We were discussing a recent blog on Farnam Street titled 'Our Genes and Our Behavior
'. The author, through an interview or discussion with renowned psychologist Robert Plomin, makes some interesting conjectures regarding educators and the use of genetics in education. It was suggested that it might be possible in the future to “sequence a baby’s genome and predict to a certain extent their reading level, facility with math, facility with social interaction”. He makes this assertion based on the “general recognition that genes do indeed influence behavior and do have predictive power as far as how children perform.” But he says “So far, the track record on getting educators to see that it’s all quite real is pretty bad.” He laments the fact that “teachers get no training in genetics” and he goes on to say “Education is the last backwater of anti-genetic thinking. I want to get people in education talking about genetics because the evidence for genetic influence is overwhelming. You go to educational conferences and it’s as if genetics does not exist.”

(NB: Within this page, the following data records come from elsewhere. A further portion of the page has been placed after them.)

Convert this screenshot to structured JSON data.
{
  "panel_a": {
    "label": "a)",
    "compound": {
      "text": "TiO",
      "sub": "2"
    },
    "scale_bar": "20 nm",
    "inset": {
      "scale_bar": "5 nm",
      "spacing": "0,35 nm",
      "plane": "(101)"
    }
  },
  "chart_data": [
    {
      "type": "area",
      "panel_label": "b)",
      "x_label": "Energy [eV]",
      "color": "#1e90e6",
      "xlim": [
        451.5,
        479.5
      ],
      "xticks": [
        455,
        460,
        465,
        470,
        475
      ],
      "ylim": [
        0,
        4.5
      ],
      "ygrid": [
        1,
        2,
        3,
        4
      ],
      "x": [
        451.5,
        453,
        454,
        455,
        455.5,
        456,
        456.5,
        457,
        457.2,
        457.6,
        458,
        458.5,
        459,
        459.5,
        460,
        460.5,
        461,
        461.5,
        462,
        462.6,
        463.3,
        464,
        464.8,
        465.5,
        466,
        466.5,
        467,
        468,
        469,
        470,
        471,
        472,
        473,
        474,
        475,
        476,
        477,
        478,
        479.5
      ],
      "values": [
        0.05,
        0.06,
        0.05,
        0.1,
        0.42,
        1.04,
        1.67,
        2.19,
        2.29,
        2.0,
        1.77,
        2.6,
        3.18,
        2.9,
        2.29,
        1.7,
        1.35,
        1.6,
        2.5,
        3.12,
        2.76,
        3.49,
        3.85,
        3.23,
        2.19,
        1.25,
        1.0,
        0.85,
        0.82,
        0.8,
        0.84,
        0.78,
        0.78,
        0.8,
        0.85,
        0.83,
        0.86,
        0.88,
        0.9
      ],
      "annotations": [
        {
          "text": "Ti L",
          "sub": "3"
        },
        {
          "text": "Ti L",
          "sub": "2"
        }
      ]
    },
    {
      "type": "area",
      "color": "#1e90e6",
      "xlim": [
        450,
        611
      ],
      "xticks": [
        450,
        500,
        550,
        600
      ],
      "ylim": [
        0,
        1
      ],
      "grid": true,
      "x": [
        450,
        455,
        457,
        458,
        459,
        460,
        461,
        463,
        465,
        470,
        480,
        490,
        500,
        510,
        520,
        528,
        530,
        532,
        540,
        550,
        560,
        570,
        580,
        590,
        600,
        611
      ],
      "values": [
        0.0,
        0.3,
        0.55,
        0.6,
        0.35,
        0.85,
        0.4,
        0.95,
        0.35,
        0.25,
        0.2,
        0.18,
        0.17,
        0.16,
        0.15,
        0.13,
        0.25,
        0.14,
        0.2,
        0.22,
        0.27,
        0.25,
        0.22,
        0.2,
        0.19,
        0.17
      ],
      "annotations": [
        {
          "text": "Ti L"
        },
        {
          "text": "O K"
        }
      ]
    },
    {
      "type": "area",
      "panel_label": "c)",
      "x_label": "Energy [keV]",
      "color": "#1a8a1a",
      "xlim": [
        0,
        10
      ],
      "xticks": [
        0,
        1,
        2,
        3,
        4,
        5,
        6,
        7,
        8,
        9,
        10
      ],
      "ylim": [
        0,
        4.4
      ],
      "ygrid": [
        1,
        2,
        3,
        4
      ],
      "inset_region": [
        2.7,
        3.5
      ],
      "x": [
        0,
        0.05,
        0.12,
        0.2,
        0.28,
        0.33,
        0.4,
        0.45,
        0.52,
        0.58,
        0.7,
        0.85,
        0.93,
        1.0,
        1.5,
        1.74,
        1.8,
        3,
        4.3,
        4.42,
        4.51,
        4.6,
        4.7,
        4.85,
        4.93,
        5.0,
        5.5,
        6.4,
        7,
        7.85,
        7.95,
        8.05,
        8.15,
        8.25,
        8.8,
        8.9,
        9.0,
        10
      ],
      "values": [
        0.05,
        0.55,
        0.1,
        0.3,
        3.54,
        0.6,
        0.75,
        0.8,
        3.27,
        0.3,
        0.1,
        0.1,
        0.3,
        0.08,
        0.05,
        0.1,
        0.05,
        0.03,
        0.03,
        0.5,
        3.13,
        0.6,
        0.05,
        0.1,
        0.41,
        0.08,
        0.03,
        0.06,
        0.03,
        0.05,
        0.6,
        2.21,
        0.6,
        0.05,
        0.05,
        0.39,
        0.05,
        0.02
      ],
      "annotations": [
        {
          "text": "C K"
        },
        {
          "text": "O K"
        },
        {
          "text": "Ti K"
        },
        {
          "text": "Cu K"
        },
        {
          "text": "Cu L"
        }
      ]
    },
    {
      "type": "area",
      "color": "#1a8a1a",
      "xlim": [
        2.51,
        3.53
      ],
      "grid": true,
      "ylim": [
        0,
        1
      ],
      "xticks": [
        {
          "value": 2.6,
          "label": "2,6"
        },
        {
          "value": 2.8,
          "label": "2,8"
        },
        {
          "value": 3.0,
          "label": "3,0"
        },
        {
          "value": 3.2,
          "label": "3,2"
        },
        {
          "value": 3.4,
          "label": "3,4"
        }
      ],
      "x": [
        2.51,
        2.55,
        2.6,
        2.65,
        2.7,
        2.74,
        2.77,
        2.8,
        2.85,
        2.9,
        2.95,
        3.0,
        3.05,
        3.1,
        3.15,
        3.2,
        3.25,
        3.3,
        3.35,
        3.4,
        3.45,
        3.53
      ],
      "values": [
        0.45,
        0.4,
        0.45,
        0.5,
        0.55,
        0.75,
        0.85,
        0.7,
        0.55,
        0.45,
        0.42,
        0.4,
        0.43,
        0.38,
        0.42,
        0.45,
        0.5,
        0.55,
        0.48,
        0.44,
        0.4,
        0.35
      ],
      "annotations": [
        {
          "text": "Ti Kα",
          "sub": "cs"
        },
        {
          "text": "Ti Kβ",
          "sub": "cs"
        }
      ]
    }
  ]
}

I had several reactions to this blog.
First, I could see apparent similarities to what has been said about personalized medicine [also known as precision medicine]. At Genome Alberta we have written about personalized medicine several times in the past. For example, here is a link to a Gerry’s Gene Scene video, a primer about personalized medicine
. Even though a great deal of progress has been made in personalized medicine, there will continue to be issues. A recent article by Mike Orcutt
points out several of the reasons that precision medicine won’t happen for years because “for starters, it’s too expensive and the science isn’t advanced enough.”
In medicine, there are research teams world-wide investigating genome-wide association, sequencing cancer cells and examining drug interactions. Can you imagine this level of research into an individual’s reading level, facility with math, or facility with social interaction?
My strongest reaction to this blog related to my own experience in the classroom. During my career working with secondary school students, I had access to thick files full of achievement and IQ test scores as well as a plethora of other information and anecdotal reports. Did I look at these? No, not very often and here is why: I learned early in my career that teachers’ assessments could be unduly influenced by their perception of an individual student’s IQ score. I always felt that I wanted to measure actual student achievement and help each student reach a level of success.
Lesson plans need to be open-ended to address individual learning styles, but if students are to become prepared for the real world, they need to be exposed and adapt to a variety of teaching styles as well. Although there is a similarity of using genetics to prescribe precise medications or precise lesson plans, another name will need to be used in the future since the terms ‘precision education’ and ‘personalized education’ have been already used for other educational designs. That may be a problem that does not need to be decided for a generation or two. As much as I read about science and education, I don’t think that I will be reading about teachers including students’ genome sequences in their lesson plans for some time to come whether they learn about genetics at teacher conferences or not.